Aforge only working for certain videos, when extracting frames as bitmaps

Guitarmonster

Member
Joined
Mar 24, 2023
Messages
19
Programming Experience
10+
I am designing a simple C# application that is using the Aforge.NET library, I already have all of the FFDSHOW required files in my build folder. The purpose of the application is to scan the video and extract each frame as a bitmap, then it takes that bitmap and analyzes different pixels. The code I am working is pulling frames and converting them to Bitmap objects, then using several GetPixel functions to get pixel color, which is analyzed for brightness. The code detects drops in brightness where the video fades to black, which is usually an indicator of an upcoming commercial break.

In short, my app needs to be able to load a video and extract one or several frames as a Bitmap object. So far it works well, except it won't work for any H.264 videos. I started noticing that MKV files didn't get me anything other than basic stream data, no frames. I tried MP4 and it gave me the same result, which tells me it's an H.264 issue and not a container issue.

Since this doesn't necessarily rely on code but FFDSHOW configuration, I don't think this is a code issue as my code is nearly identical to the sample code released by Aforge.net. Unfortunately, Aforge.net is no longer supported and they have locked their forums, so I have to ask here.

I am looking for a way to make Aforge work for me, or an alternative to what I am trying to do.

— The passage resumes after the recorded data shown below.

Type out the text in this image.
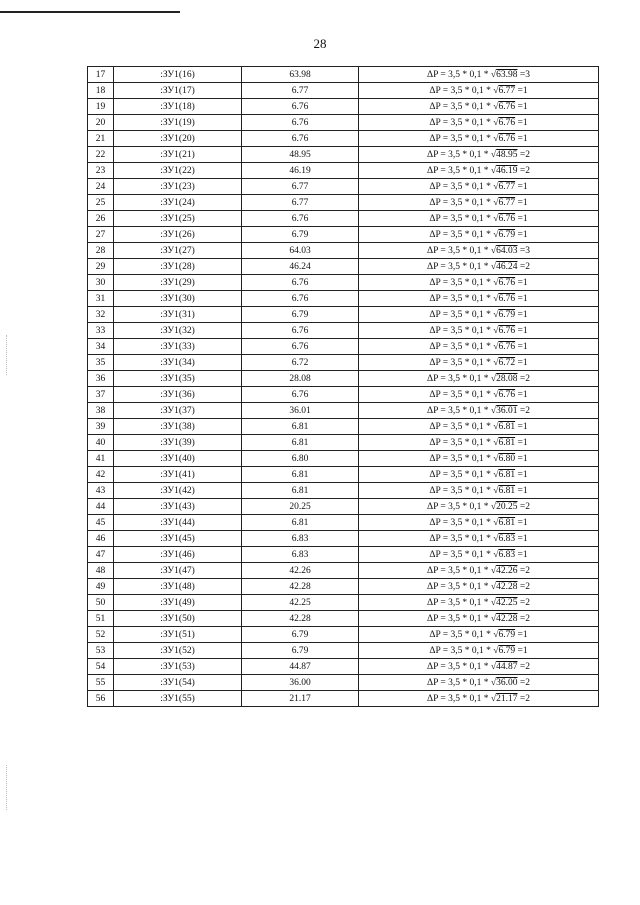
28
17	:ЗУ1(16)	63.98	ΔP = 3,5 * 0,1 * √63.98 =3
18	:ЗУ1(17)	6.77	ΔP = 3,5 * 0,1 * √6.77 =1
19	:ЗУ1(18)	6.76	ΔP = 3,5 * 0,1 * √6.76 =1
20	:ЗУ1(19)	6.76	ΔP = 3,5 * 0,1 * √6.76 =1
21	:ЗУ1(20)	6.76	ΔP = 3,5 * 0,1 * √6.76 =1
22	:ЗУ1(21)	48.95	ΔP = 3,5 * 0,1 * √48.95 =2
23	:ЗУ1(22)	46.19	ΔP = 3,5 * 0,1 * √46.19 =2
24	:ЗУ1(23)	6.77	ΔP = 3,5 * 0,1 * √6.77 =1
25	:ЗУ1(24)	6.77	ΔP = 3,5 * 0,1 * √6.77 =1
26	:ЗУ1(25)	6.76	ΔP = 3,5 * 0,1 * √6.76 =1
27	:ЗУ1(26)	6.79	ΔP = 3,5 * 0,1 * √6.79 =1
28	:ЗУ1(27)	64.03	ΔP = 3,5 * 0,1 * √64.03 =3
29	:ЗУ1(28)	46.24	ΔP = 3,5 * 0,1 * √46.24 =2
30	:ЗУ1(29)	6.76	ΔP = 3,5 * 0,1 * √6.76 =1
31	:ЗУ1(30)	6.76	ΔP = 3,5 * 0,1 * √6.76 =1
32	:ЗУ1(31)	6.79	ΔP = 3,5 * 0,1 * √6.79 =1
33	:ЗУ1(32)	6.76	ΔP = 3,5 * 0,1 * √6.76 =1
34	:ЗУ1(33)	6.76	ΔP = 3,5 * 0,1 * √6.76 =1
35	:ЗУ1(34)	6.72	ΔP = 3,5 * 0,1 * √6.72 =1
36	:ЗУ1(35)	28.08	ΔP = 3,5 * 0,1 * √28.08 =2
37	:ЗУ1(36)	6.76	ΔP = 3,5 * 0,1 * √6.76 =1
38	:ЗУ1(37)	36.01	ΔP = 3,5 * 0,1 * √36.01 =2
39	:ЗУ1(38)	6.81	ΔP = 3,5 * 0,1 * √6.81 =1
40	:ЗУ1(39)	6.81	ΔP = 3,5 * 0,1 * √6.81 =1
41	:ЗУ1(40)	6.80	ΔP = 3,5 * 0,1 * √6.80 =1
42	:ЗУ1(41)	6.81	ΔP = 3,5 * 0,1 * √6.81 =1
43	:ЗУ1(42)	6.81	ΔP = 3,5 * 0,1 * √6.81 =1
44	:ЗУ1(43)	20.25	ΔP = 3,5 * 0,1 * √20.25 =2
45	:ЗУ1(44)	6.81	ΔP = 3,5 * 0,1 * √6.81 =1
46	:ЗУ1(45)	6.83	ΔP = 3,5 * 0,1 * √6.83 =1
47	:ЗУ1(46)	6.83	ΔP = 3,5 * 0,1 * √6.83 =1
48	:ЗУ1(47)	42.26	ΔP = 3,5 * 0,1 * √42.26 =2
49	:ЗУ1(48)	42.28	ΔP = 3,5 * 0,1 * √42.28 =2
50	:ЗУ1(49)	42.25	ΔP = 3,5 * 0,1 * √42.25 =2
51	:ЗУ1(50)	42.28	ΔP = 3,5 * 0,1 * √42.28 =2
52	:ЗУ1(51)	6.79	ΔP = 3,5 * 0,1 * √6.79 =1
53	:ЗУ1(52)	6.79	ΔP = 3,5 * 0,1 * √6.79 =1
54	:ЗУ1(53)	44.87	ΔP = 3,5 * 0,1 * √44.87 =2
55	:ЗУ1(54)	36.00	ΔP = 3,5 * 0,1 * √36.00 =2
56	:ЗУ1(55)	21.17	ΔP = 3,5 * 0,1 * √21.17 =2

This is the code in it's most basic format:
C#:
// create instance of video reader
VideoFileReader reader = new VideoFileReader( );
// open video file
reader.Open( "test.avi" );
// check some of its attributes
Console.WriteLine( "width:  " + reader.Width );
Console.WriteLine( "height: " + reader.Height );
Console.WriteLine( "fps:    " + reader.FrameRate );
Console.WriteLine( "codec:  " + reader.CodecName );
// read 100 video frames out of it
for ( int i = 0; i < 100; i++ )
{
    Bitmap videoFrame = reader.ReadVideoFrame( );
    // process the frame somehow
    // ...

    // dispose the frame when it is no longer required
    videoFrame.Dispose( );
}
reader.Close( );

When it runs, it DOES extract the stream information including width, height, and codec name. After that there are zero frames returned. I have been searching the net like crazy and cannot seem to find anyone else with this issue, and I'm seeing a lot of coders using Aforge with FFDSHOW. So I am fairly sure this is a codec configuration issue of some sort. Any direction as to what settings to check, or for a better alternative would be greatly appreciated.
 
OK!!!

I just discovered something strange when I found another thread online talking about this issue. Firstly, Aforge.NET has been absorbed by Accord, which I will be upgrading to. What I found is although the total amount of frames being returned is zero on H.264, the frames are still there.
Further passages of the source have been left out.